08/01/2014

L’aborto in Texas e il destino non scritto delle culture war

Il trend legale sfida l’ineluttabilità del progressismo, i giudici contrattaccano

Il 6 gennaio una Corte d’appello federale di New Orleans ha preso in esame il ricorso alla legge che ha ristretto l’accesso all’aborto in Texas, varata al termine di una tesissima battaglia politica e dichiarata incostituzionale poco dopo la firma da una sentenza del giudice distrettuale Lee Yeakel. La legge è stata applicata e contemporaneamente ha preso a scalare i gradi giudiziari a forza di ricorsi e appelli, ed è quasi inevitabile che finisca all’attenzione del consesso che con una sentenza ha di fatto legalizzato l’aborto negli Stati Uniti, la Corte suprema. L’oggetto del contendere, nel caso texano, è la decisiva clausola per cui tutti i medici che praticano interruzioni di gravidanza devono essere accreditati presso un ospedale locale. Secondo le associazioni pro choice questa misura ha costretto un terzo delle cliniche abortive dello stato a chiudere. I ricorrenti sostengono che “la regolamentazione viola il diritto dei medici che praticano l’aborto a fare ciò che ritengono sia meglio per i pazienti, e riduce in modo irragionevole l’accesso delle donne alle cliniche legalmente abilitate a interrompere la gravidanza”. La battaglia texana sull’aborto è salita al rango di disputa nazionale anche grazie a Wendy Davis, deputata democratica che con la sua simbolica maratona di parole in scarpe da ginnastica rosa ha riacceso le coscienze dei liberal dello stato e si è costruita così l’occasione per una velleitaria campagna per il posto di governatore.

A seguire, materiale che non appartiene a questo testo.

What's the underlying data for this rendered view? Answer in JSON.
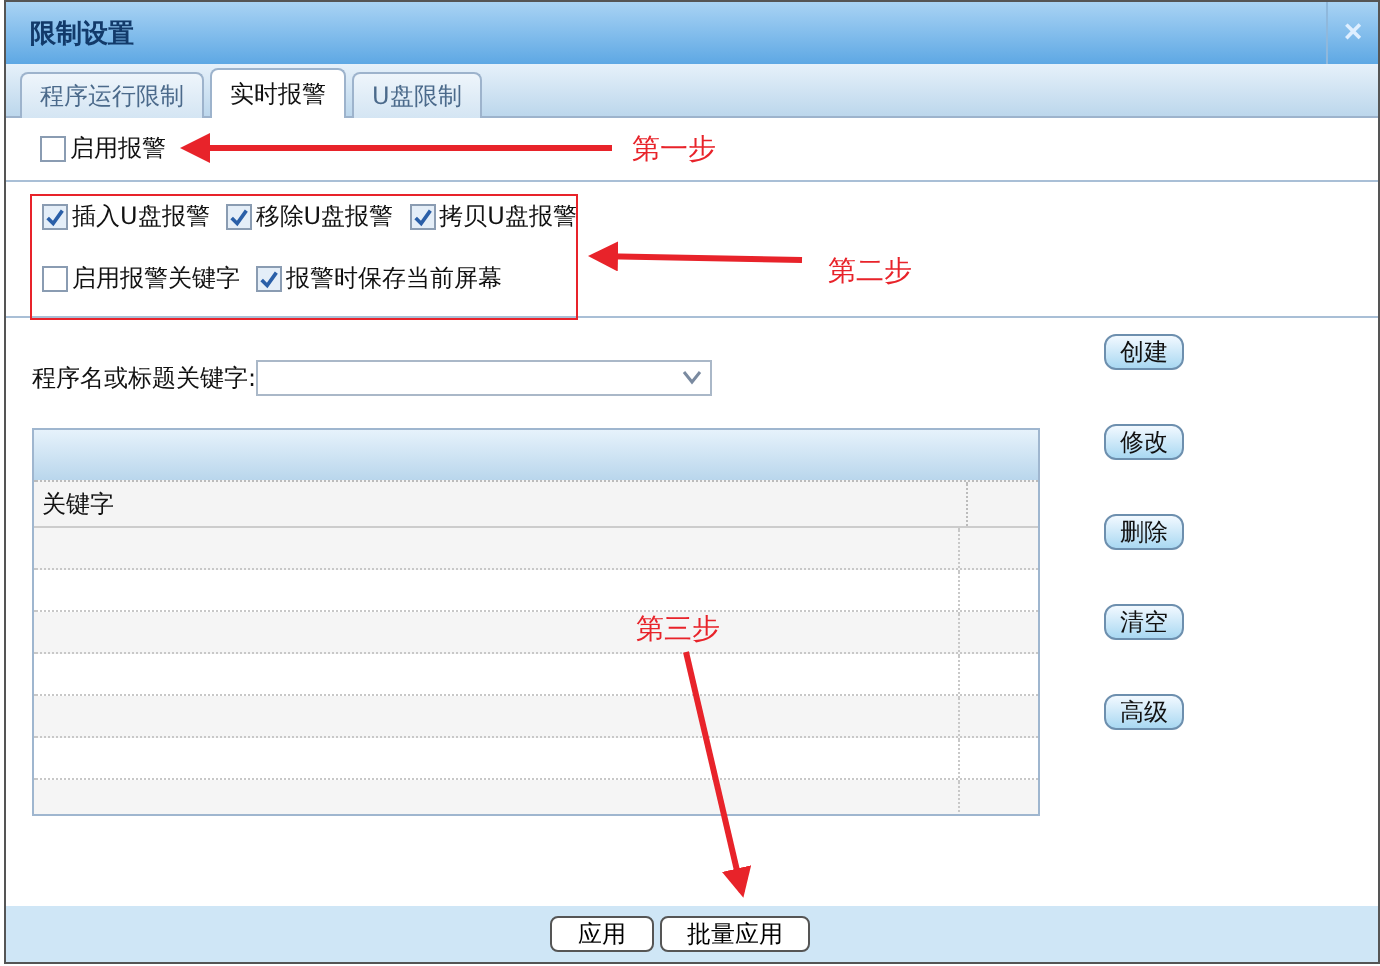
{
  "window": {
    "title": "限制设置",
    "close": "×"
  },
  "tabs": [
    {
      "label": "程序运行限制",
      "selected": false
    },
    {
      "label": "实时报警",
      "selected": true
    },
    {
      "label": "U盘限制",
      "selected": false
    }
  ],
  "enable_alarm": {
    "label": "启用报警",
    "checked": false
  },
  "alarm_options": [
    [
      {
        "label": "插入U盘报警",
        "checked": true
      },
      {
        "label": "移除U盘报警",
        "checked": true
      },
      {
        "label": "拷贝U盘报警",
        "checked": true
      }
    ],
    [
      {
        "label": "启用报警关键字",
        "checked": false
      },
      {
        "label": "报警时保存当前屏幕",
        "checked": true
      }
    ]
  ],
  "keyword_filter": {
    "label": "程序名或标题关键字:"
  },
  "table": {
    "columns": [
      "关键字"
    ]
  },
  "side_buttons": [
    "创建",
    "修改",
    "删除",
    "清空",
    "高级"
  ],
  "footer_buttons": [
    "应用",
    "批量应用"
  ],
  "annotations": [
    "第一步",
    "第二步",
    "第三步"
  ]
}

Ma l’aspetto più rilevante della questione texana è che fotografa una tendenza. Sicuro, legale e raro è il trittico di aggettivi da applicare all’aborto storicamente sbandierato dalla sinistra liberal, ma la terza dimensione, quella decisiva della rarità, è spesso lasciata alle cure dei conservatori. E così mentre le culture war americane si avviavano verso il prevedibile trionfo finale dei modelli della secolarizzazione radicale, nella questione dell’aborto sono subentrati elementi conservatori che contraddicono la legge non scritta ma ampiamente percepita del progressismo come tendenza ineluttabile. La legge del Texas è soltanto un esempio. Lo scorso anno 22 stati americani hanno approvato in tutto 70 leggi che ridefiniscono, in senso restrittivo, l’accesso all’aborto. Nel 2011 sono state oltre 80. Si va dalla riduzione del numero di settimane in cui l’aborto è legale (in alcuni casi lo spartiacque è il rilevamento del battito cardiaco del bambino) alle ecografie obbligatorie fino ai provvedimenti ospedalieri d’inclinazione texana che perimetrano la presenza sul territorio delle cliniche abortive. Entro la fine di gennaio la Corte suprema deciderà se prendere o meno in esame la legge dell’Arizona, che vieta l’aborto oltre la ventesima settimana di gravidanza, dichiarata incostituzionale da un giudice federale. Alcuni regolamenti analoghi approvati in Alabama, Mississippi, North Dakota e Wisconsin sono stati temporaneamente congelati dai giudici ma, in generale, “non è mai stato così difficile avere un aborto negli ultimi quarant’anni”, come dice il presidente dell’associazione National Right For Life, Carol Tobias.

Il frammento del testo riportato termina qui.